If we're going to talk about fear, the question shouldn't be, "How do I make a movie scary?" but rather, "Why am I afraid?" And very fortunately for all of us, director Jennifer Kent gets it and she made her 2014 film The Babadook accordingly, a movie so good it's been bringing a smile to my face all day. It does exactly what a horror movie ought to do--it's personal; the supernatural elements are reflections of the crises experienced by the people involved. It's beautifully, stylishly shot, the performances, which are crucial, are very good. I'm so happy I saw this movie.
I kept thinking of the line from the Nine Inch Nails song "The Downward Spiral (The Bottom)": "Everything's blue in this world." Everything in The Babadook is either blue--usually a dark navy blue--or pale pink or beige until a red pop-up book called The Babadook mysteriously turns up on the shelf in the two storey Victorian home occupied by nursing home attendant Amelia (Eddie Davis) and her six year old son Samuel (Noah Wiseman). Samuel's father, as he matter of factly likes to tell anyone exhibiting the slightest curiosity, was killed in a car accident the night he drove Amelia to the hospital where she was to give birth to Samuel.
There is something vaguely oedipal going on--Samuel causes his mother no end of vexation with his obsession with weaponry. He builds himself a backpack mounted catapult, acquires firecrackers from the Internet, and is finally expelled from school when he brandishes a small crossbow. He constantly tells his mother how he plans to protect her, how the weapons are for killing "the monster".
Meanwhile, his behaviour is alienating all of Amelia's friends and causing her to lose sleep and general piece of mind. The fact that Samuel's violent behaviour is motivated from anxiety over the possibility of losing his mother makes it all the more difficult for Amelia to confront the issue. But when Samuel starts to believe in the Babadook, Amelia's inability to confront the issue starts to become a big part of the problem. Without giving too much away, I loved how this movie to some extent made Amelia into Jack and Wendy Torrence rolled into one character.
And director Jennifer Kent was quite consciously influenced by The Shining among other great movies. I would have liked her after reading this interview even if I hadn't just watched a movie by her I loved. Some quotes I especially liked;
". . . I really believe we need to face our darkness. We have this naïve illusion that life is meant to be perfect, and I think the sooner we realise that that’s never going to be true, the happier we’ll be."
"I think if people think sensitively and seriously about films in this canon, like The Shining and Let The Right One In, even going back to Vampyr and Nosferatu, there’s a real depth to those films – and the Polanski films as well, the domestic horrors. I guess they were my inspiration."
"Mythical stories run through all of us, and films like The Thing and Halloween are films that I love for their simplicity. Les Yeux Sans Visage, Eyes Without A Face, is a really beautiful film to me. I could rattle off many. But I love films like Texas Chain Saw Massacre as well, because that is a really shocking film, and it has a deeper reach to it than people really give it credit for."
And she apprenticed under Lars von Trier. Gods, I like her. I hope people fund all her movies for the rest of her life. See this movie, preferably in a theatre, if you can.
Twitter Sonnet #694
The bee tongue settles oddly by the pearl.
Liquorice rain'll stain the cloudy pink.
The bike chain bar admits a sprocket girl.

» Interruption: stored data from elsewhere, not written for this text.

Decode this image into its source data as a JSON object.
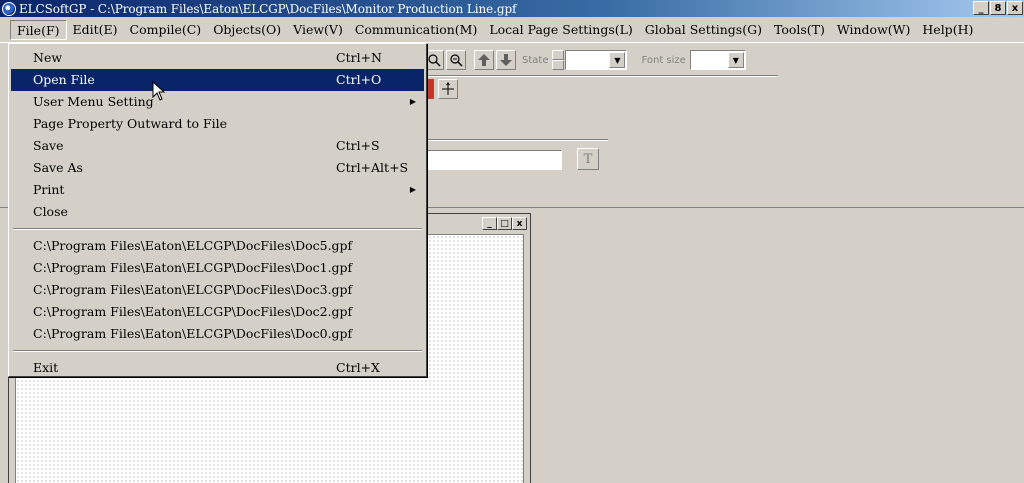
{
  "window": {
    "title": "ELCSoftGP - C:\\Program Files\\Eaton\\ELCGP\\DocFiles\\Monitor Production Line.gpf",
    "buttons": [
      "_",
      "8",
      "x"
    ]
  },
  "menubar": {
    "items": [
      "File(F)",
      "Edit(E)",
      "Compile(C)",
      "Objects(O)",
      "View(V)",
      "Communication(M)",
      "Local Page Settings(L)",
      "Global Settings(G)",
      "Tools(T)",
      "Window(W)",
      "Help(H)"
    ]
  },
  "toolbar": {
    "state_label": "State",
    "font_size_label": "Font size",
    "text_tool": "T"
  },
  "file_menu": {
    "items": [
      {
        "label": "New",
        "shortcut": "Ctrl+N"
      },
      {
        "label": "Open File",
        "shortcut": "Ctrl+O",
        "highlighted": true
      },
      {
        "label": "User Menu Setting",
        "submenu": true
      },
      {
        "label": "Page Property Outward to File"
      },
      {
        "label": "Save",
        "shortcut": "Ctrl+S"
      },
      {
        "label": "Save As",
        "shortcut": "Ctrl+Alt+S"
      },
      {
        "label": "Print",
        "submenu": true
      },
      {
        "label": "Close"
      }
    ],
    "recent": [
      "C:\\Program Files\\Eaton\\ELCGP\\DocFiles\\Doc5.gpf",
      "C:\\Program Files\\Eaton\\ELCGP\\DocFiles\\Doc1.gpf",
      "C:\\Program Files\\Eaton\\ELCGP\\DocFiles\\Doc3.gpf",
      "C:\\Program Files\\Eaton\\ELCGP\\DocFiles\\Doc2.gpf",
      "C:\\Program Files\\Eaton\\ELCGP\\DocFiles\\Doc0.gpf"
    ],
    "exit": {
      "label": "Exit",
      "shortcut": "Ctrl+X"
    }
  },
  "child_window": {
    "buttons": [
      "_",
      "□",
      "x"
    ]
  },
  "icons": {
    "app": "app-logo-icon",
    "zoom_in": "zoom-in-icon",
    "zoom_out": "zoom-out-icon",
    "bring_forward": "arrow-up-icon",
    "send_backward": "arrow-down-icon",
    "cursor": "mouse-pointer-icon"
  },
  "colors": {
    "title_active": "#0a246a",
    "menu_highlight": "#0a246a",
    "face": "#d4d0c8"
  }
}
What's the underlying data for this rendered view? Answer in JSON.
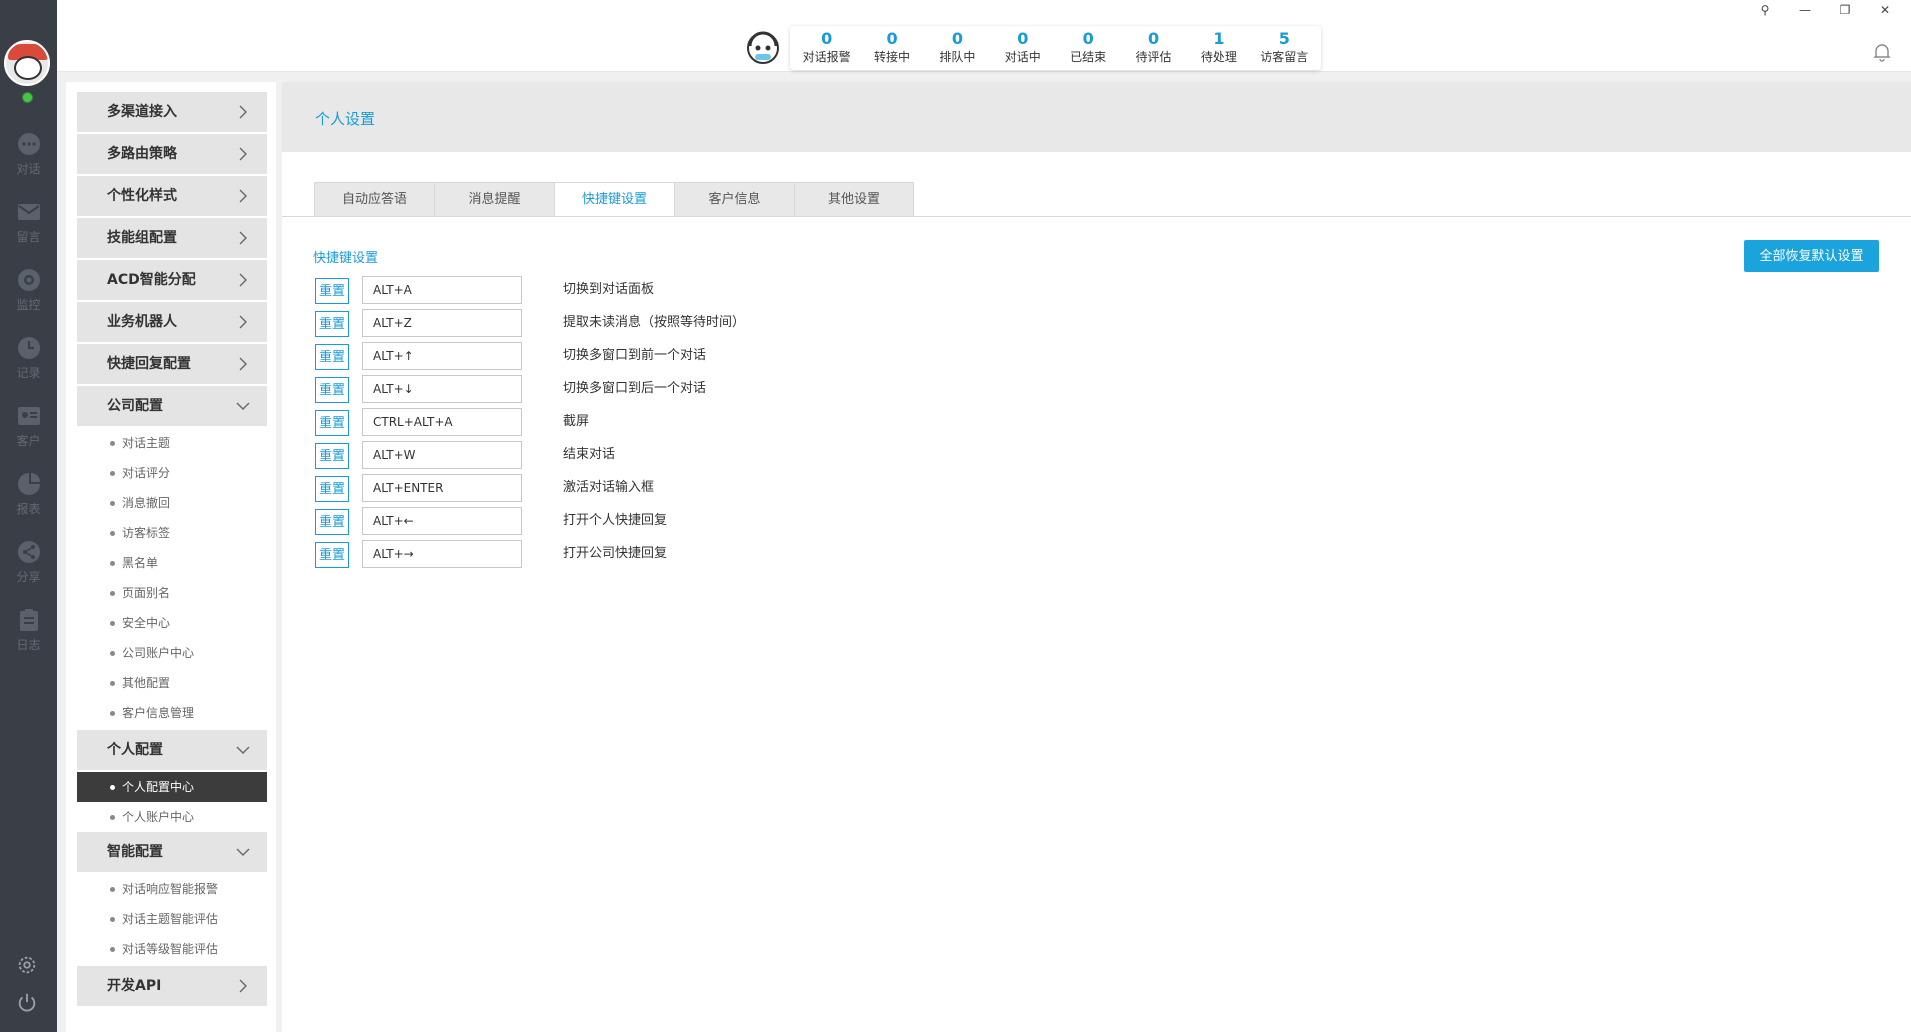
{
  "rail": {
    "items": [
      {
        "label": "对话",
        "icon": "chat-icon"
      },
      {
        "label": "留言",
        "icon": "mail-icon"
      },
      {
        "label": "监控",
        "icon": "eye-icon"
      },
      {
        "label": "记录",
        "icon": "clock-icon"
      },
      {
        "label": "客户",
        "icon": "id-card-icon"
      },
      {
        "label": "报表",
        "icon": "pie-chart-icon"
      },
      {
        "label": "分享",
        "icon": "share-icon"
      },
      {
        "label": "日志",
        "icon": "clipboard-icon"
      }
    ]
  },
  "topbar": {
    "stats": [
      {
        "num": "0",
        "label": "对话报警"
      },
      {
        "num": "0",
        "label": "转接中"
      },
      {
        "num": "0",
        "label": "排队中"
      },
      {
        "num": "0",
        "label": "对话中"
      },
      {
        "num": "0",
        "label": "已结束"
      },
      {
        "num": "0",
        "label": "待评估"
      },
      {
        "num": "1",
        "label": "待处理"
      },
      {
        "num": "5",
        "label": "访客留言"
      }
    ]
  },
  "sidebar": {
    "groups": [
      {
        "label": "多渠道接入"
      },
      {
        "label": "多路由策略"
      },
      {
        "label": "个性化样式"
      },
      {
        "label": "技能组配置"
      },
      {
        "label": "ACD智能分配"
      },
      {
        "label": "业务机器人"
      },
      {
        "label": "快捷回复配置"
      },
      {
        "label": "公司配置"
      },
      {
        "label": "个人配置"
      },
      {
        "label": "智能配置"
      },
      {
        "label": "开发API"
      }
    ],
    "company_items": [
      "对话主题",
      "对话评分",
      "消息撤回",
      "访客标签",
      "黑名单",
      "页面别名",
      "安全中心",
      "公司账户中心",
      "其他配置",
      "客户信息管理"
    ],
    "personal_items": [
      "个人配置中心",
      "个人账户中心"
    ],
    "smart_items": [
      "对话响应智能报警",
      "对话主题智能评估",
      "对话等级智能评估"
    ]
  },
  "main": {
    "title": "个人设置",
    "tabs": [
      "自动应答语",
      "消息提醒",
      "快捷键设置",
      "客户信息",
      "其他设置"
    ],
    "active_tab": "快捷键设置",
    "section_title": "快捷键设置",
    "reset_all_label": "全部恢复默认设置",
    "reset_label": "重置",
    "shortcuts": [
      {
        "key": "ALT+A",
        "desc": "切换到对话面板"
      },
      {
        "key": "ALT+Z",
        "desc": "提取未读消息（按照等待时间）"
      },
      {
        "key": "ALT+↑",
        "desc": "切换多窗口到前一个对话"
      },
      {
        "key": "ALT+↓",
        "desc": "切换多窗口到后一个对话"
      },
      {
        "key": "CTRL+ALT+A",
        "desc": "截屏"
      },
      {
        "key": "ALT+W",
        "desc": "结束对话"
      },
      {
        "key": "ALT+ENTER",
        "desc": "激活对话输入框"
      },
      {
        "key": "ALT+←",
        "desc": "打开个人快捷回复"
      },
      {
        "key": "ALT+→",
        "desc": "打开公司快捷回复"
      }
    ]
  },
  "colors": {
    "accent": "#1a9bd7",
    "rail": "#3a3f47",
    "active_nav": "#3c3c3c"
  }
}
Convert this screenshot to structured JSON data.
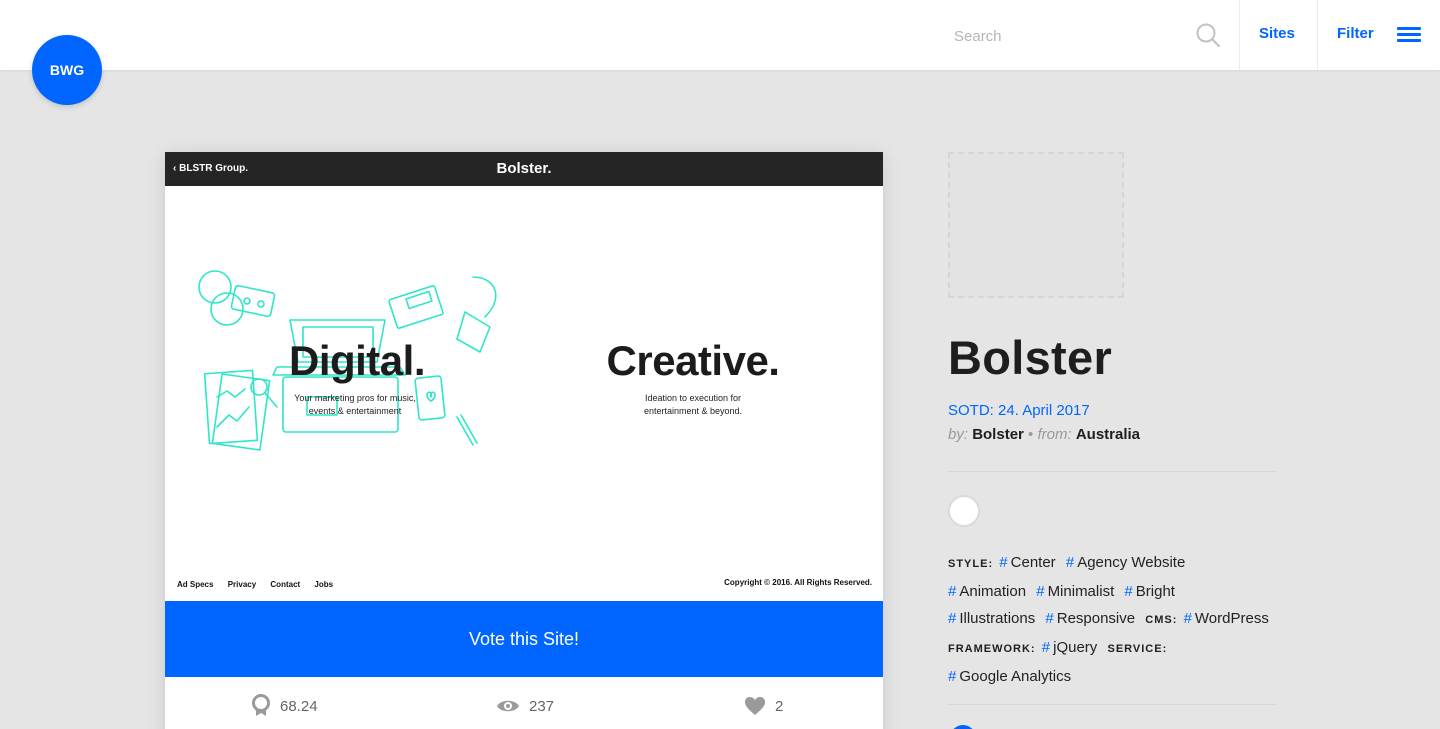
{
  "header": {
    "logo_text": "BWG",
    "search_placeholder": "Search",
    "nav": {
      "sites": "Sites",
      "filter": "Filter"
    },
    "accent_color": "#0066ff"
  },
  "preview": {
    "back_link": "‹ BLSTR Group.",
    "brand": "Bolster.",
    "heading_left": "Digital.",
    "subtext_left_1": "Your marketing pros for music,",
    "subtext_left_2": "events & entertainment",
    "heading_right": "Creative.",
    "subtext_right_1": "Ideation to execution for",
    "subtext_right_2": "entertainment & beyond.",
    "footer_links": [
      "Ad Specs",
      "Privacy",
      "Contact",
      "Jobs"
    ],
    "copyright": "Copyright © 2016. All Rights Reserved."
  },
  "vote": {
    "label": "Vote this Site!"
  },
  "stats": {
    "score": "68.24",
    "views": "237",
    "likes": "2"
  },
  "site": {
    "title": "Bolster",
    "sotd": "SOTD: 24. April 2017",
    "by_label": "by:",
    "by_value": "Bolster",
    "separator": "•",
    "from_label": "from:",
    "from_value": "Australia",
    "swatch_color": "#ffffff"
  },
  "tags": {
    "style_label": "STYLE:",
    "style": [
      "Center",
      "Agency Website",
      "Animation",
      "Minimalist",
      "Bright",
      "Illustrations",
      "Responsive"
    ],
    "cms_label": "CMS:",
    "cms": [
      "WordPress"
    ],
    "framework_label": "FRAMEWORK:",
    "framework": [
      "jQuery"
    ],
    "service_label": "SERVICE:",
    "service": [
      "Google Analytics"
    ]
  }
}
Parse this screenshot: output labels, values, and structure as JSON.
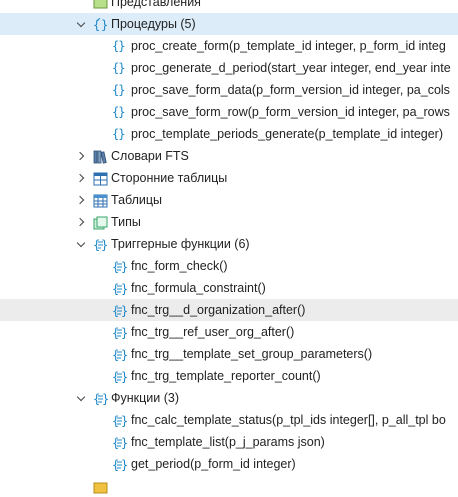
{
  "colors": {
    "selected_bg": "#dcecf9",
    "hover_bg": "#ececec",
    "icon_blue": "#1e88c8",
    "table_green": "#67b04a"
  },
  "top_partial_label": "Представления",
  "procedures": {
    "label": "Процедуры (5)",
    "expanded": true,
    "items": [
      "proc_create_form(p_template_id integer, p_form_id integ",
      "proc_generate_d_period(start_year integer, end_year inte",
      "proc_save_form_data(p_form_version_id integer, pa_cols",
      "proc_save_form_row(p_form_version_id integer, pa_rows",
      "proc_template_periods_generate(p_template_id integer)"
    ]
  },
  "fts_dicts": {
    "label": "Словари FTS",
    "icon": "books-icon"
  },
  "foreign_tables": {
    "label": "Сторонние таблицы",
    "icon": "foreign-table-icon"
  },
  "tables": {
    "label": "Таблицы",
    "icon": "table-icon"
  },
  "types": {
    "label": "Типы",
    "icon": "type-icon"
  },
  "trigger_functions": {
    "label": "Триггерные функции (6)",
    "expanded": true,
    "items": [
      "fnc_form_check()",
      "fnc_formula_constraint()",
      "fnc_trg__d_organization_after()",
      "fnc_trg__ref_user_org_after()",
      "fnc_trg__template_set_group_parameters()",
      "fnc_trg_template_reporter_count()"
    ]
  },
  "functions": {
    "label": "Функции (3)",
    "expanded": true,
    "items": [
      "fnc_calc_template_status(p_tpl_ids integer[], p_all_tpl bo",
      "fnc_template_list(p_j_params json)",
      "get_period(p_form_id integer)"
    ]
  }
}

Recursive oils wait under the sink.
Robot skeleton shopping malls provide.
The steel livestock drift through red sleep.
Relax if iron and protein collide.
The metal hopes to buy electric sheep.
The grander rug released an abridged night.
Leaf meds clogged in an accident poultice.
Old paper clip cobbled claws rust on sight.
The red sky's His bellyflop for solstice.
Black conical fingers indexed the blue.
Pink good for movies gave some quarters too.